FDA Inspections in the nicotine industry
- Whether you were already inspected by the FDA, or need to prepare for an inspection, we can assist you to comply with what we know from first- hand experience that FDA wants to see and will request during an inspection.
- We prepared for, and oversaw several successful FDA inspections of tobacco manufacturing and warehousing facilities, and have a constructive, cost effective approach to your compliance and quality system, including standard operating procedures (SOPs), corrective and preventive actions, as well as post-inspection remedial actions.
- We will train your employees how to deal with FDA investigators, we will characterize the rights and obligation of the FDA investigators (based on the latest FDA Investigations Operations Manual, or IOM ) and we will join you during the FDA inspection, if practicable.
- We will communicate with the FDA on your behalf in connection with any product recall, post-inspection remediation and other compliance and enforcement matters.
FDA must inspect each registered establishment that manufactures, compounds, or processes tobacco products at least biennially from the date of registration. FDA began inspecting tobacco establishments on October 1, 2011. FDA investigators from ORA inspect tobacco establishments to ensure that they are in compliance with provisions of the Food, Drug, and Cosmetic Act and that products are not adulterated or misbranded. Thus, FDA investigates compliance with, among other, registration and product listing; ingredient listing; requirements for packaging, labeling, and advertising; and marketing authorization for certain tobacco products. Although FDA has the authority to establish Good Manufacturing Practices for tobacco products, and to hold manufacturers to those standards, it has not yet done so.
During these inspections, FDA reviews processes and procedures; observes and evaluates manufacturing operations; documents and collects information; identifies violations; communicates potential violations and objectionable conditions to the establishment’s management; and documents any proposed corrective action plans.
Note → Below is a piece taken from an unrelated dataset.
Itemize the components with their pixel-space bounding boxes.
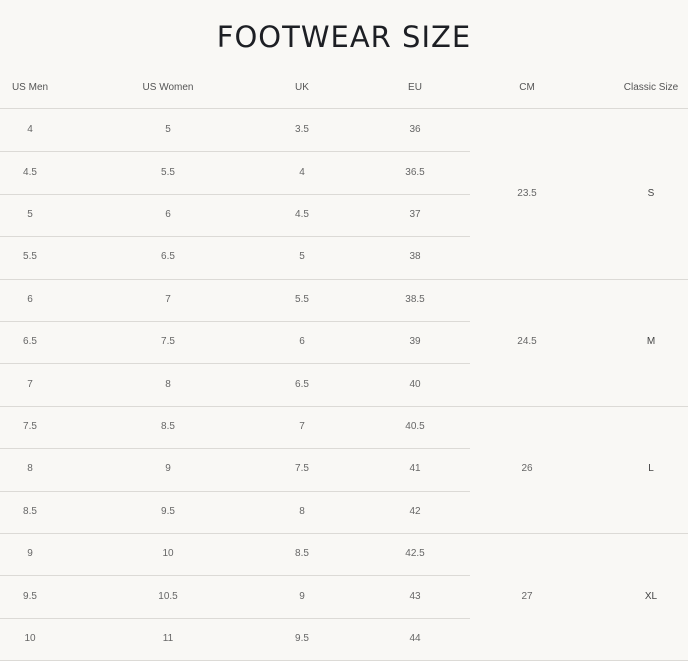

Following an inspection, FDA issues one of three classifications based on its findings: “No Action Indicated,” when the inspectors find no objectionable conditions or practices; “Voluntary Action Indicated,” when findings are serious enough to record but do not require regulatory action; or “Official Action Indicated,” when inspectors find significant, objectionable conditions or practices and regulatory action is warranted. During the next routine inspection of an establishment, FDA follows up on the outcome of the actions it recommended. If FDA finds that the establishment did not address its recommendations, it may take an advisory action, such as issuing a warning letter, or it may take an enforcement action, such as imposing a civil monetary penalty, making a seizure, issuing an injunction, or launching criminal prosecution.
FDA also oversees marketing activities related to tobacco products, by observing websites and other types of marketing materials to ensure compliance with the law.
Our team has prepared for successful tobacco manufacturing facilities inspections, and has extensive experience in engaging with the FDA during an inspection.